La semana pasada nos han visitado los alumnos del Colegio de Ushuaia, como parte de las actividades del intercambio que venimos realizando entre alumnos tercer año de dicha institución y del CNBA.

El viernes por la noche se realizó la despedida del grupo en el SUM del Colegio, ya que el sábado volvía el contingente a sus hogares.

Una vez finalizada la reunión, algunos de nuestros estudiantes y sus compañeros del establecimiento patagónico asistieron a una fiesta en la casa de una estudiante de nuestro colegio ajena al intercambio. En esta casa no había presente ningún adulto.

Alrededor de las 5 de la madrugada uno de nuestros alumnos se descompuso y uno de los visitantes cayó desmayado por la ingesta de alcohol de alta graduación. El joven terminó en el Hospital Ramos Mejía con un principio de coma alcohólico y estuvo inconsciente varias horas. Como era esperable este estudiante tuvo que quedarse en Buenos Aires, acompañado por una de las docentes y partieron a Ushuaia recién el domingo por la tarde.

Parece inexplicable cómo un grupo de padres y/o madres autorizaron que sus hijos asistieran a una fiesta de esta naturaleza en compañía de los estudiantes de Ushuaia.
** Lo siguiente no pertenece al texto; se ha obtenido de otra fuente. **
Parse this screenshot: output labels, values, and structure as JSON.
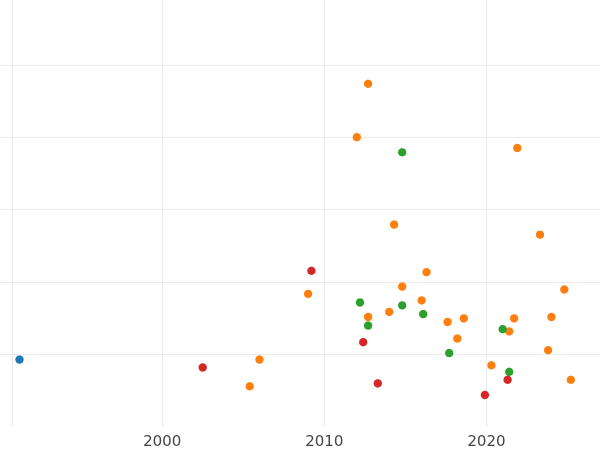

Tampoco se explica que aquellas familias que no permitieron la salida no se hayan comunicado con los docentes fueguinos o con el personal del Colegio para advertirlos sobre la misma. Esta cadena de silencios podría haber terminado en una tragedia.

Este no es un hecho singular. La docente de nuestro Colegio que fue al Hospital a acompañar a la familia implicada y tomar conocimiento acerca de la salud del intoxicado constató que varias camillas de la guardia estaban ocupadas por jóvenes en situaciones similares y pudo saber por el informe médico que no siempre estos casos terminan bien.

Tampoco resulta aislado en el ámbito de nuestra institución. Sin ir más lejos, el último viernes por la tarde hemos encontrado a un grupo de alumnos consumiendo alcohol en la puerta del Colegio. Si bien se les han retirado las bebidas inmediatamente, y se ha dialogado con ellos, sabemos que estas medidas no resultan suficientes para evitar futuros hechos similares, siempre que no sean complementadas con el necesario acompañamiento familiar.

Creemos imprescindible que las familias se comprometan con el rol y las funciones que como tales les caben y sostengan los límites pertinentes para resguardar la salud de sus hijos.

Es frecuente que los estudiantes de los primeros años concurran a fiestas en casas donde no hay presencia de adultos o a las fiestas que organizan los propios alumnos de quinto año. En ellas sabemos que no hay un cuidado de los adolescentes y no existen controles que eviten el consumo de tabaco, alcohol y otras sustancias.

Lamentablemente, lo que el Colegio lleva adelante en términos de prevención o pueda hacer en un futuro para mitigar estas situaciones tiene habitualmente serias limitaciones en los hogares y en la sociedad que, en general, mira con complicidad la publicidad y el incentivo al consumo de todo tipo de sustancias.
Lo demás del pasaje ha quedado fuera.